Jednym z głównych problemów był fakt, że mężczyzna nie chciał założyć maseczki, mimo obowiązujących zasad, które nakazują na pokładzie samolotów zasłanianie ust i nosa. 29-latek awanturował się, był agresywny i za nic miał wszelkie polecenia personelu pokładowego, w tym także kapitana.
– Na prośbę kapitana statku funkcjonariusze Zespołu Interwencji Specjalnych wkroczyli na pokład samolotu.
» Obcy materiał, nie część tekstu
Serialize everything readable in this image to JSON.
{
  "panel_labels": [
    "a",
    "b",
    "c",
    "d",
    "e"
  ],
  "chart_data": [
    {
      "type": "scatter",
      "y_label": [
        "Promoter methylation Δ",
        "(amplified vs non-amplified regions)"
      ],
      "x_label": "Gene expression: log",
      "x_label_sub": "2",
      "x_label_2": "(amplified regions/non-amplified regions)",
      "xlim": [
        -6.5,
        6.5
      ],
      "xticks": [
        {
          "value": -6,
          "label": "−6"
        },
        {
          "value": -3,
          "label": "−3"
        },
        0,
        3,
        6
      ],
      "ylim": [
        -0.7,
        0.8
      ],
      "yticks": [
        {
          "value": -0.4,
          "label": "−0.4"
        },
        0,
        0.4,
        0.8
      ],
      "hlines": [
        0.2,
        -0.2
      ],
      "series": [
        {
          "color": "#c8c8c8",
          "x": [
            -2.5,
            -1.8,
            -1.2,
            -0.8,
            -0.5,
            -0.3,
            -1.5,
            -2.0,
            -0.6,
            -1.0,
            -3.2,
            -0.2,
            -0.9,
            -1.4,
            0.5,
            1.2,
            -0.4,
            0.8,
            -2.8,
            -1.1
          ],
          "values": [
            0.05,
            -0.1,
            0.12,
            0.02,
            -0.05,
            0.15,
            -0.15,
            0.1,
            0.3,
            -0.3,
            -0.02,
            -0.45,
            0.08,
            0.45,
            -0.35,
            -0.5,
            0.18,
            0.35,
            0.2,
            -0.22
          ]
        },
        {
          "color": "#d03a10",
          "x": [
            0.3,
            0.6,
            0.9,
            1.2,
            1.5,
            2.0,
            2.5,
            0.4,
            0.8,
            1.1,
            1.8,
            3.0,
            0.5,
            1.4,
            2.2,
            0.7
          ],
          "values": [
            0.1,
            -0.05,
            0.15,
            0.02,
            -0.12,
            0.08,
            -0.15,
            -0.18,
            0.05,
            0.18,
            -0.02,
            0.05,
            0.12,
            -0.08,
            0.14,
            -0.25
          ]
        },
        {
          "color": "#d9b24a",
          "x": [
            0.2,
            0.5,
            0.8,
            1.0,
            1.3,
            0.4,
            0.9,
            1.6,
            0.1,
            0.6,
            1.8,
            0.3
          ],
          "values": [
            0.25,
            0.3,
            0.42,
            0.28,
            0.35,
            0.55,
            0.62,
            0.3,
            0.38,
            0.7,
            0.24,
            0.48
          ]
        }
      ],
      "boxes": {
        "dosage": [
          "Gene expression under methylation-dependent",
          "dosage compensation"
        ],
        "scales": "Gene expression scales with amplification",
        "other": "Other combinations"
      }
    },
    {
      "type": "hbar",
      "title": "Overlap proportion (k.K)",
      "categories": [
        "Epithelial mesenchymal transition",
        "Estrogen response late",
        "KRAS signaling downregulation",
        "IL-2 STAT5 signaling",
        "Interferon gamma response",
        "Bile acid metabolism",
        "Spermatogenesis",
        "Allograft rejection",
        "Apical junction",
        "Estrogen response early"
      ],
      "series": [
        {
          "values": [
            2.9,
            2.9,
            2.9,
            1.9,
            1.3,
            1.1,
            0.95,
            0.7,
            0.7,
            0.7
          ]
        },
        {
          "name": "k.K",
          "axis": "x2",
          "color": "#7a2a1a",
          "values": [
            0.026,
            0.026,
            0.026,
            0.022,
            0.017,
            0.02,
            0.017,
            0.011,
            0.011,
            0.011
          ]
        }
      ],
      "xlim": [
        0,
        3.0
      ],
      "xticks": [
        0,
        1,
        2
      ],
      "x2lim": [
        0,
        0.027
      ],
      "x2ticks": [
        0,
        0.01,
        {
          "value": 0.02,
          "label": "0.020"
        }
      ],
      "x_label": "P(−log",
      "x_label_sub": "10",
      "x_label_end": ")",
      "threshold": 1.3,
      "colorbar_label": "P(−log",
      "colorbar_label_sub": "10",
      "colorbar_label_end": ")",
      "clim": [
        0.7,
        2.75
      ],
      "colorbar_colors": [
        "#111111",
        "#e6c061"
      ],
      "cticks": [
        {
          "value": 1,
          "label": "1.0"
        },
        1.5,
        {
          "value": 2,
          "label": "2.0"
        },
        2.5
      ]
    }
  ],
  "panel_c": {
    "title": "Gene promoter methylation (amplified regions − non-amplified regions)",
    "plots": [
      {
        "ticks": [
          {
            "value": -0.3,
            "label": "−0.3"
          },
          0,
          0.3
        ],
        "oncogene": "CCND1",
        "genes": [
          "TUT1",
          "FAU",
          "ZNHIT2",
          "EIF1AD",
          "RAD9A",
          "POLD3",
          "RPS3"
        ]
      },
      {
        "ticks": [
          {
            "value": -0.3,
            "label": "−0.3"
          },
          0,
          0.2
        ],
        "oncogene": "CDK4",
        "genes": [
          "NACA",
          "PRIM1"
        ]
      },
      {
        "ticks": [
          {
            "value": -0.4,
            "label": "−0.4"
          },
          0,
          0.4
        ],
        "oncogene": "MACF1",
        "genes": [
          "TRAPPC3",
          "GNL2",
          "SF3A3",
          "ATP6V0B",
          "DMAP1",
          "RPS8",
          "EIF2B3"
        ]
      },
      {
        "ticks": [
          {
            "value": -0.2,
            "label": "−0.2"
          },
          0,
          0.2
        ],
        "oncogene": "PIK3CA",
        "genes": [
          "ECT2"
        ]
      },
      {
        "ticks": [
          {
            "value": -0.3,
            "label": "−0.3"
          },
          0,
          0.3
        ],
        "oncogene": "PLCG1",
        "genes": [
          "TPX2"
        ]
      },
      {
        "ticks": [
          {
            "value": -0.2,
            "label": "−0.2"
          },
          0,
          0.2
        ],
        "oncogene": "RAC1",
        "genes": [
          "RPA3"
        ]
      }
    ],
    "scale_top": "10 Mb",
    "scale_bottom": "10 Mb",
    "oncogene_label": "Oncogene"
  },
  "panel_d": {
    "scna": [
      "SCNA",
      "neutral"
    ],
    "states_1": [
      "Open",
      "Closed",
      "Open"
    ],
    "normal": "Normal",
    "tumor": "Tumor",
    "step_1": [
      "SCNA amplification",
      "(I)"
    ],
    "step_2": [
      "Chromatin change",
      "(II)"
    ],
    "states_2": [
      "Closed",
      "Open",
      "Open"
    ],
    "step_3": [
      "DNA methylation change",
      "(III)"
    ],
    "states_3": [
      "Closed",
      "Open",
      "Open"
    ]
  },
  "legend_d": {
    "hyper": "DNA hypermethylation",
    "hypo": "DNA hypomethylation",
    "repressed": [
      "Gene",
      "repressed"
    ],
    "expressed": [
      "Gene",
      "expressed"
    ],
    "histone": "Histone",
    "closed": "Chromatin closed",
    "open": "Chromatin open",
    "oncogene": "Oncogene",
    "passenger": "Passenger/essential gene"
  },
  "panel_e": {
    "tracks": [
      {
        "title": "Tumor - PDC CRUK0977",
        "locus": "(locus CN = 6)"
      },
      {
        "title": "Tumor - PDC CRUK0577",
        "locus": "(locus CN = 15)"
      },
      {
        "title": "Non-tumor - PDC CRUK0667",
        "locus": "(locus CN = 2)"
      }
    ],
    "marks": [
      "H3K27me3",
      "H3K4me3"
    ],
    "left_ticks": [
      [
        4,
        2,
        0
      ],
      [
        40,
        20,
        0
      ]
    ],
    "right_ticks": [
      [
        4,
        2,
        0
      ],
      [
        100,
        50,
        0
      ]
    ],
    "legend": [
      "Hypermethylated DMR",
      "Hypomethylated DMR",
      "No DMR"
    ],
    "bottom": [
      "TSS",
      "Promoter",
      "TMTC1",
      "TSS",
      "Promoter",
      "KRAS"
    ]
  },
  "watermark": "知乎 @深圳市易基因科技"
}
Pasażer w asyście funkcjonariuszy został wyprowadzony z samolotu i doprowadzony do pomieszczeń służbowych – opisuje przebieg zdarzeń Nadodrzański Odział Straży Granicznej. – Z uwagi na jego agresywne zachowania funkcjonariusze zastosowali środki przymusu bezpośredniego w postaci kajdanek oraz chwytów transportowych – czytamy w komunikacie.
Po badaniach okazało się, że mężczyzna jest nie tylko pod wpływem alkoholu – we krwi miał 2 promile alkoholu, ale także narkotyki. Mimo idiotycznego zachowania, mężczyzna poniósł stosunkowo niewielkie konsekwencje. Skończyło się tylko na mandacie.
– Po wytrzeźwieniu mężczyzna za popełnione wykroczenie polegające na niestosowaniu się do poleceń kapitana statku powietrznego został ukarany mandatem karnym w wysokości 500 złotych – informuje Straż Graniczna.